The PF looked up and frowned. ‘Inspector, you shouldn’t be—’
The fat man elbowed his way to the dissecting table. ‘He was my friend!’
‘That’s why you shouldn’t be here.’ The Procurator Fiscal looked round for support, but everyone had developed a sudden interest in the mortuary walls.
Everyone except Isobel: ‘For goodness sake! I’m trying to carry out a post mortem and if I don’t get silence I’ll eject the lot of you! This will be a closed session. Do I make myself clear?’
Insch rounded on her. ‘Don’t you dare —’
Steel laid a hand on his arm. ‘Come on, David.’
‘Get your bloody hands off me!

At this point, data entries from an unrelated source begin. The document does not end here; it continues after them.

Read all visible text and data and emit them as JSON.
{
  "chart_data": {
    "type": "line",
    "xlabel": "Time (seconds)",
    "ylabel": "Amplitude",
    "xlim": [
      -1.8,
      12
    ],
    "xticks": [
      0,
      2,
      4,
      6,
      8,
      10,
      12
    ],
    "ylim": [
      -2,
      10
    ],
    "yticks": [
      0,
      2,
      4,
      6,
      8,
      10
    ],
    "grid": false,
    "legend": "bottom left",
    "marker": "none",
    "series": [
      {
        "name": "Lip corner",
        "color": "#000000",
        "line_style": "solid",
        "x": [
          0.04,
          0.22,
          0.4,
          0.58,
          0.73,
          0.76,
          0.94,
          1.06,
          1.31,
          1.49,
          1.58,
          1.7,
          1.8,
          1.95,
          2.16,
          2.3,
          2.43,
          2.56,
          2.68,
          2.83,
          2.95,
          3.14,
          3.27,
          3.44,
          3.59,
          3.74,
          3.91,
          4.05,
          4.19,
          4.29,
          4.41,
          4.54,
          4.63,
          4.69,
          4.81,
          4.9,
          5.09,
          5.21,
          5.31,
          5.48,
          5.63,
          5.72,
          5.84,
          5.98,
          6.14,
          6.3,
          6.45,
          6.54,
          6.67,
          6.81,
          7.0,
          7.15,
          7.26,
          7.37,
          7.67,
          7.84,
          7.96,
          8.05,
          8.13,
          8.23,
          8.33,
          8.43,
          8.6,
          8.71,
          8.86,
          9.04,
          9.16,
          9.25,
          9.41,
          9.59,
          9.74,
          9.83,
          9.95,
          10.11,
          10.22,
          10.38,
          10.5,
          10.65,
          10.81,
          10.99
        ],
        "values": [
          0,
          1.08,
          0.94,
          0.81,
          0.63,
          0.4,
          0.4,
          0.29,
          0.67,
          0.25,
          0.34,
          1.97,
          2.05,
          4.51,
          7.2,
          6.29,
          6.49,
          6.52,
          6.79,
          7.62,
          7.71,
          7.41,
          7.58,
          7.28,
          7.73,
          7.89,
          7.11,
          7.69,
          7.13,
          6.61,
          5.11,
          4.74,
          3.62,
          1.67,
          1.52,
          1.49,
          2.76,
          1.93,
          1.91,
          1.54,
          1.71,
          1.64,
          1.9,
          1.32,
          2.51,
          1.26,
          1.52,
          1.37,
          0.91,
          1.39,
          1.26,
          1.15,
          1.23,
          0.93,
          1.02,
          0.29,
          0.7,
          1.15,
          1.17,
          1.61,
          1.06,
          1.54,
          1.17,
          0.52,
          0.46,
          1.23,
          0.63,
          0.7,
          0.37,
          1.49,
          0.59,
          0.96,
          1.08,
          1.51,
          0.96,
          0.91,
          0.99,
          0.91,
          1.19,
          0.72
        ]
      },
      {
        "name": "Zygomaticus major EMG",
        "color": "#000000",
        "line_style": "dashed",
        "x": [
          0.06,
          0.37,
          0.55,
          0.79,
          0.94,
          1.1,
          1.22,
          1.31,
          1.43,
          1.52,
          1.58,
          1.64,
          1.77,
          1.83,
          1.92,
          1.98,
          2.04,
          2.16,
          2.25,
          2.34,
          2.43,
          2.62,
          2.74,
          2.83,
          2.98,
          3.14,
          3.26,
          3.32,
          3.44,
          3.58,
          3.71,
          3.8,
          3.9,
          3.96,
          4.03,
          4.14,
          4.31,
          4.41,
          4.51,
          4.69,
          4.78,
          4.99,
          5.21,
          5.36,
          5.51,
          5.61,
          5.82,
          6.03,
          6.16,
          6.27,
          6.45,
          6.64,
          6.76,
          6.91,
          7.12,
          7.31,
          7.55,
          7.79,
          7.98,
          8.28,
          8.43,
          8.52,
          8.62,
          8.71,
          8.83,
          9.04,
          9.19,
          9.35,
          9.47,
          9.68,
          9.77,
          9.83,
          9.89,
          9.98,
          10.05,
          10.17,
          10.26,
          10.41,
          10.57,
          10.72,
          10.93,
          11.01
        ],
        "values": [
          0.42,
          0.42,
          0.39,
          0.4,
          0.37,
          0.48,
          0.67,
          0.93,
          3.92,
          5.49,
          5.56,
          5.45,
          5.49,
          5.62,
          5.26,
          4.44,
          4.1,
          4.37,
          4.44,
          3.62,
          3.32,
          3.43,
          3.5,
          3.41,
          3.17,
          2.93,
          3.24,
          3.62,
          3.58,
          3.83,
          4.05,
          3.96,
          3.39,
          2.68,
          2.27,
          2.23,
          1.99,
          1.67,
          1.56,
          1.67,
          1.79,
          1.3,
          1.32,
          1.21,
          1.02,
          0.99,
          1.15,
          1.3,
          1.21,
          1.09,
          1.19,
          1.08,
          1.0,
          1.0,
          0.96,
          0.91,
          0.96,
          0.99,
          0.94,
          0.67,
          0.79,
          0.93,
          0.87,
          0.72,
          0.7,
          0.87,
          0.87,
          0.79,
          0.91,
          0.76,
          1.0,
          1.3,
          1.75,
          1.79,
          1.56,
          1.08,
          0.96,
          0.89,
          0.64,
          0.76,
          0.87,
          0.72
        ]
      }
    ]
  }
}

I’m—’
‘Let’s no’ burn any more bridges. Eh? Brooks wouldn’t want that. Would he?’
The fat man’s eyes sparked with tears. ‘He was my friend.’
‘I know.’ She pulled him towards the door. ‘Come on, you and me’ll go have a cuppa. Laz’ll look after him. Won’t you Laz?’
Logan nodded, and the inspector let himself be led out of the sterile cutting room. For a moment everyone relaxed... and then Isobel peeled off DCI Brooks’ face.